Maybe one day I’ll get the chance to say that to him. Maybe not.
***
I wonder if there’s ever a moment—day or night—when Murphy’s isn’t packed. Saturday nights, though? A different beast entirely. The place is chaos masquerading as community, a pulsing, overstimulated organism of clinking glass, shouted orders, and bodies squeezed too close together.
It’s not just loud—it’s loud. Voices ricochet off the walls, tangled up in the bassline of whatever indie band is playing overhead. Waiters dodge and weave through narrow spaces with the grace of ballerinas and the stress levels of air traffic controllers. There’s barely an empty chair in sight.
No wonder Ronan and Shane always look like they’ve gone twelve rounds with a hurricane by the end of a shift. Even the most extroverted person would be drowning in this much noise, motion, heat.
“Well, shit, do you see an open table?” Tori asks, elevating her voice above the noise as she looks around. Her face breaks into a smile with Shane’s approach. He, on the other hand, looks anything but pleased to see her; he hurries toward us like he’s trying to intercept a car crash.
“Babe, what are you doing here?” Shane says through gritted teeth, low and urgent.

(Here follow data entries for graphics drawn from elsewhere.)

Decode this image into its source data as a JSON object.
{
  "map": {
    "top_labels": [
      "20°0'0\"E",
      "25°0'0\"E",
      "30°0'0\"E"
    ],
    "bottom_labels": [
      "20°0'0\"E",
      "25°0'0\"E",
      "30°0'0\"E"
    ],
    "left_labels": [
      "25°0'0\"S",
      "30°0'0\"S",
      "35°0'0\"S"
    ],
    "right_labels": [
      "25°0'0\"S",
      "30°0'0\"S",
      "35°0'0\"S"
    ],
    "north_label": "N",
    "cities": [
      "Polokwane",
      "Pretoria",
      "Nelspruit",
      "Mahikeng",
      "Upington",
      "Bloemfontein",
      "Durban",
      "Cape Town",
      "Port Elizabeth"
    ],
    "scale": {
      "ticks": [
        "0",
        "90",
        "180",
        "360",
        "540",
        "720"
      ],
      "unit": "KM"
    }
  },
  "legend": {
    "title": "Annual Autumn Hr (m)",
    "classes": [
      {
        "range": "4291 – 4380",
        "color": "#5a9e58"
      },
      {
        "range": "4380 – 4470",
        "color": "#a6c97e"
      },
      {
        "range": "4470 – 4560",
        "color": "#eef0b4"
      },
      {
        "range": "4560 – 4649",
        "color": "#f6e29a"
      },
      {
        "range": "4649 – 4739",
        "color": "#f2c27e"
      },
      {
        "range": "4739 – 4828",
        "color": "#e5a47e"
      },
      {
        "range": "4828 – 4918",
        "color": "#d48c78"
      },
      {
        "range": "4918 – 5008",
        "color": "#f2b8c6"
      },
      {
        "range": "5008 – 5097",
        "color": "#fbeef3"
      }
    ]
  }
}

Tori blinks at the cool reception. “The three of us thought we’d grab some dinner, and I wanted to see you. I’m sorry if my presence is off-putting to you.”
Shane shakes his head as if to clear it. “No. Shit, no, of course I’m not—”
But I’m not listening anymore.
My heart plummets into my stomach, like my stupid, traitorous body is programmed to know he’s close.
My gaze rolls past Shane and I spot him mid-stride.
Ronan. Sleeves pushed up to his elbows, showing off his forearms—those delicious veins—muscles flexed as he carries a case of glass bottles to the bar. He looks so good. Too good.
“Oh…” I breathe, my eyes fixed to him, my heart pounding like it’s trying to break loose from my ribcage and find a way into his arms.
Tori follows my line of sight and gasps. “You said Ran wasn’t working tonight,” she snaps at her boyfriend.
“He wasn’t supposed to, but he’s adamant about working a double. I’m not just gonna send him home when he wants to be here. Especially right now,” Shane hisses back. “I didn’t know you were planning on bringing Cat tonight. Fuck.”
“Kitty Cat, do you want to go somewhere else?” Vada’s voice is soft, her hand gentle on my shoulder. The concern in her eyes nearly undoes me.
I tear my gaze away from Ronan like it physically hurts, like I’m unhooking barbed wire from somewhere deep inside me. I swallow the ache, breathe through the shaking.
“No,” I say, quieter than I mean to, then try again with more strength. “No. I can’t avoid him forever. Especially not with his dad’s wedding coming up.”
I pause, then force a half-hearted smile that even I don’t believe. “Might as well get used to being around him… and not having him.”
I miss him so much. I want to see him, even though it’s painful as hell right now. And maybe a part of me hopes that him seeing me tonight will make him realize how much he misses me, too.